Reducir la potencia suele ser una buena decisión cuando el uso simultáneo de electricidad es bajo o ha disminuido con el tiempo. Algunos escenarios habituales en los que bajar potencia tiene sentido son:

  • Nunca se producen cortes, ni siquiera al usar varios aparatos.
  • No se conectan electrodomésticos de alto consumo al mismo tiempo.
  • Ha cambiado la composición del hogar o los hábitos diarios.
  • Se han sustituido equipos antiguos por otros más eficientes.
  • Se ha incorporado autoconsumo, como la instalación de placas solares, que reduce la energía que se toma de la red en determinadas horas.

En estos casos, bajar la potencia puede generar un ahorro fijo todos los meses sin afectar al confort. Eso sí, conviene comprobar previamente la potencia máxima demandada para no quedarse justo.

Cuándo es necesario subir la potencia y qué coste tiene

Aumentar la potencia es recomendable cuando el suministro se interrumpe con frecuencia o cuando el uso eléctrico del hogar se ha intensificado. Suele ser necesario si:

  • Salta la luz al coincidir varios electrodomésticos.
  • Se han añadido nuevos equipos como aire acondicionado, horno o termo eléctrico.
  • Se teletrabaja y se concentra más consumo durante el día.
  • La vivienda ha pasado de uso ocasional a residencia habitual.

Subir la potencia mejora la comodidad y evita cortes, pero tiene un coste. Además del trámite administrativo, se aplican derechos regulados por cada kW adicional. Por eso, antes de hacerlo conviene valorar si el problema es puntual o estructural y si realmente compensa asumir ese gasto fijo adicional.

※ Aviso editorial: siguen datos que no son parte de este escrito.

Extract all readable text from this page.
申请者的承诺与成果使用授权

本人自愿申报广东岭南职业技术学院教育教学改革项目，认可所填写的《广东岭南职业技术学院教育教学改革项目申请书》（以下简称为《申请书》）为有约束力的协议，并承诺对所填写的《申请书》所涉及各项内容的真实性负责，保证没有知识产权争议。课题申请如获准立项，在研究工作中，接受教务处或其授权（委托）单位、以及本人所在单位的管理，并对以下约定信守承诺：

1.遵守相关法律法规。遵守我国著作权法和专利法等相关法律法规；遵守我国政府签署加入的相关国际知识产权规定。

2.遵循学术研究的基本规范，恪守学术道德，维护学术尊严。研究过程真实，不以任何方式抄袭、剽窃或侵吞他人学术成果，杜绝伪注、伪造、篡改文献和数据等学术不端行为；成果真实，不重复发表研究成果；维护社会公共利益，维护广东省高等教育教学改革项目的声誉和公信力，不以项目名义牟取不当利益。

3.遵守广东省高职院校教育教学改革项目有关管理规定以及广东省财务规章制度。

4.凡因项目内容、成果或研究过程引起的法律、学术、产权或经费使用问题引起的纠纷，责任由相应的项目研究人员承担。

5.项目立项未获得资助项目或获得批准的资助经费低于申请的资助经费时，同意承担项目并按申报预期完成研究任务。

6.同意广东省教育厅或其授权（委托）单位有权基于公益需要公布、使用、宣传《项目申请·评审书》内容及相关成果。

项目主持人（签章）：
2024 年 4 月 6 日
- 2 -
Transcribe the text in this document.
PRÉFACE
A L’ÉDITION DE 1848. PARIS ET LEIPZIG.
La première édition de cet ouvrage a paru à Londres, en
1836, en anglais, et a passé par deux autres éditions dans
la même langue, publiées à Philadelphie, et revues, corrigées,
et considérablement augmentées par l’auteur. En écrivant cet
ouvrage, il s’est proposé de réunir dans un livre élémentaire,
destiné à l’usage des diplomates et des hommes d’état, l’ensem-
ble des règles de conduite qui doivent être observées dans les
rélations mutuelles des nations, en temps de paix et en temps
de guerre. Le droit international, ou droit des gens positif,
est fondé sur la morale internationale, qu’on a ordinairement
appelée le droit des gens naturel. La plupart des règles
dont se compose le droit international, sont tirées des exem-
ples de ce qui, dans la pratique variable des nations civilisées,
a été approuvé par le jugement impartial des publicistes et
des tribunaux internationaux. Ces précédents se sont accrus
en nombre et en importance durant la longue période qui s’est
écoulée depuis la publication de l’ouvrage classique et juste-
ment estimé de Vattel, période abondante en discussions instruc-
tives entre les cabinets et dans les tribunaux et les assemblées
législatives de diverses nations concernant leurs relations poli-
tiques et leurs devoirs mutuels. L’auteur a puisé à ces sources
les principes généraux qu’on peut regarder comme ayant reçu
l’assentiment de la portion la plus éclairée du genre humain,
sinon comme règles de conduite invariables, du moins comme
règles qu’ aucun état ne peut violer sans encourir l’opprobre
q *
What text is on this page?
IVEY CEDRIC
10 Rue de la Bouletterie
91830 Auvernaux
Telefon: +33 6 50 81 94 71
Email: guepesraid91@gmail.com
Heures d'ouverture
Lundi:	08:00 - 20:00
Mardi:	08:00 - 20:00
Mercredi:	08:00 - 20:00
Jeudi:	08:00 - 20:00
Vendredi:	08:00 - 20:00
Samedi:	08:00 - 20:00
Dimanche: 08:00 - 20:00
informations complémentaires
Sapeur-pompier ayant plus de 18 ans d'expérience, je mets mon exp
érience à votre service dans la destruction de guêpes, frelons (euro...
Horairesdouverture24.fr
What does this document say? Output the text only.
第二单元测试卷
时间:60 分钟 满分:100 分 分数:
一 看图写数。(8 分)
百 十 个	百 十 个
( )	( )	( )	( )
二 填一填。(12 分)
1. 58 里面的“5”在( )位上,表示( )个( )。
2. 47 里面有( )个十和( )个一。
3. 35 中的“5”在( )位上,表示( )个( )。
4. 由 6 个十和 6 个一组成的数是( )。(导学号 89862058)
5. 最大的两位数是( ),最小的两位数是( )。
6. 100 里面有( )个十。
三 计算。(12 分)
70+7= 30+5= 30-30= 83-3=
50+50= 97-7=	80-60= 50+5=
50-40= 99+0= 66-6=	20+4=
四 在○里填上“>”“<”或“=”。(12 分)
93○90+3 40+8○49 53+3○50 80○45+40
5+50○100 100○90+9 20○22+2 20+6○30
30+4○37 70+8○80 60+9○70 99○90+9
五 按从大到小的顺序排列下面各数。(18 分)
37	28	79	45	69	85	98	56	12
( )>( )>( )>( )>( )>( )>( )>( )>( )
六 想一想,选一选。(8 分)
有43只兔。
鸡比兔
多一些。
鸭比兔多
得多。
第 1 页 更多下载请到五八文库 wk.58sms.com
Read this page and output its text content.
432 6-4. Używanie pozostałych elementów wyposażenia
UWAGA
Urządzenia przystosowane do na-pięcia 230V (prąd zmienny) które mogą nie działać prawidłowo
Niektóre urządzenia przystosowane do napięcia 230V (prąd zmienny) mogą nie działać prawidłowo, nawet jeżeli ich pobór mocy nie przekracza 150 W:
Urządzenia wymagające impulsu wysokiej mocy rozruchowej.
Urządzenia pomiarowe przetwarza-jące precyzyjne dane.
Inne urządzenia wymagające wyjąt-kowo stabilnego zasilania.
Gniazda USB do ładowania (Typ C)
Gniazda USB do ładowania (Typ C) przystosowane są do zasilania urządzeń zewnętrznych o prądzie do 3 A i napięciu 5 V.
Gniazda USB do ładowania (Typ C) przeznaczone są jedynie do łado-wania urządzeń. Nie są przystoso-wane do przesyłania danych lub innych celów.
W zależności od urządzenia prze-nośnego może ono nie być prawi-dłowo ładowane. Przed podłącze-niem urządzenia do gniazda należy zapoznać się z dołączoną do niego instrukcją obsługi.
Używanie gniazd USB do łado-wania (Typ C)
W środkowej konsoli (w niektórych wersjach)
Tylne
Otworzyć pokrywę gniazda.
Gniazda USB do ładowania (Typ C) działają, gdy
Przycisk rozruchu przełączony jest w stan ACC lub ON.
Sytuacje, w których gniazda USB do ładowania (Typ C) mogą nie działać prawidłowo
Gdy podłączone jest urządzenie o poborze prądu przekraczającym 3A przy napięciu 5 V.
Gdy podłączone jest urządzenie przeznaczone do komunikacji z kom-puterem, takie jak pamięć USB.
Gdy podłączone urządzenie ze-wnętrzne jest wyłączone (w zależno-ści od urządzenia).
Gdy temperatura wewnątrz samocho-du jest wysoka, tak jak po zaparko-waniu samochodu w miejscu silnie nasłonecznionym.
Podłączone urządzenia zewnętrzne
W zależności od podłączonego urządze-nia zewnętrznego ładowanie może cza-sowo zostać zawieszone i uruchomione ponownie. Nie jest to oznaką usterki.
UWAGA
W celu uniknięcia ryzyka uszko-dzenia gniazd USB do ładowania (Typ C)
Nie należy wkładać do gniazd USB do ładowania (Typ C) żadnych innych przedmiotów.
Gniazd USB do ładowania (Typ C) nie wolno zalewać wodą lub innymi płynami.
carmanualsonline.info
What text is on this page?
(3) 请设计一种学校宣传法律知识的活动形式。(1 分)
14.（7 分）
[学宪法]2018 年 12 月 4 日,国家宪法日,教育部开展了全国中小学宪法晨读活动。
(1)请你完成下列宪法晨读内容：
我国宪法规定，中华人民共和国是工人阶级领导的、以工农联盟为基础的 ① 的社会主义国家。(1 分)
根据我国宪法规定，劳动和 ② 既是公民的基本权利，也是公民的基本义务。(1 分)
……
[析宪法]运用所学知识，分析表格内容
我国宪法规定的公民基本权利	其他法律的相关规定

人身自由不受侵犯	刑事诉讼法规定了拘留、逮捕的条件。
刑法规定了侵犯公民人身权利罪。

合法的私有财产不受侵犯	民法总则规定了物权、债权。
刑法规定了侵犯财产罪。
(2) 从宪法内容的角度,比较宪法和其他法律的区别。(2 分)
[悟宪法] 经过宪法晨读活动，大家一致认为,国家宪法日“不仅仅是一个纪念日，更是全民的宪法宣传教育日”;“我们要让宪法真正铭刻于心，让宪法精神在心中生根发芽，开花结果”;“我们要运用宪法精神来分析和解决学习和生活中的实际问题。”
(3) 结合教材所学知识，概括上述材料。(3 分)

Cómo cambiar la potencia contratada y qué debes tener en cuenta

Modificar la potencia es un trámite sencillo que no suele requerir obras ni cambios en el contador. El proceso consiste en solicitar el cambio a la comercializadora, que lo gestiona con la distribuidora. El ajuste suele aplicarse en un plazo de entre 5 y 20 días hábiles.

Hay dos aspectos importantes a tener en cuenta antes de solicitarlo:

  • La potencia solo puede modificarse una vez al año por suministro.
  • No se puede superar la potencia máxima admitida por la instalación eléctrica sin actualizar el boletín.

Antes de decidir, conviene revisar qué electrodomésticos se usan a la vez, cuál ha sido la potencia máxima demandada y si existe margen para ajustar sin riesgo. Una decisión informada evita pagar de más o perder comodidad.

Ajustar la potencia: una decisión pequeña con gran impacto

Subir o bajar la potencia contratada no es una gestión complicada, pero sí una de las más relevantes para optimizar la factura eléctrica. Analizar el consumo real, apoyarse en herramientas para calcular la potencia adecuada y entender cómo se utiliza la electricidad en casa permite pagar solo por lo necesario.

Dedicar unos minutos a revisar este aspecto puede marcar la diferencia entre una factura ajustada y un gasto fijo innecesario mes tras mes, manteniendo siempre el confort en el hogar.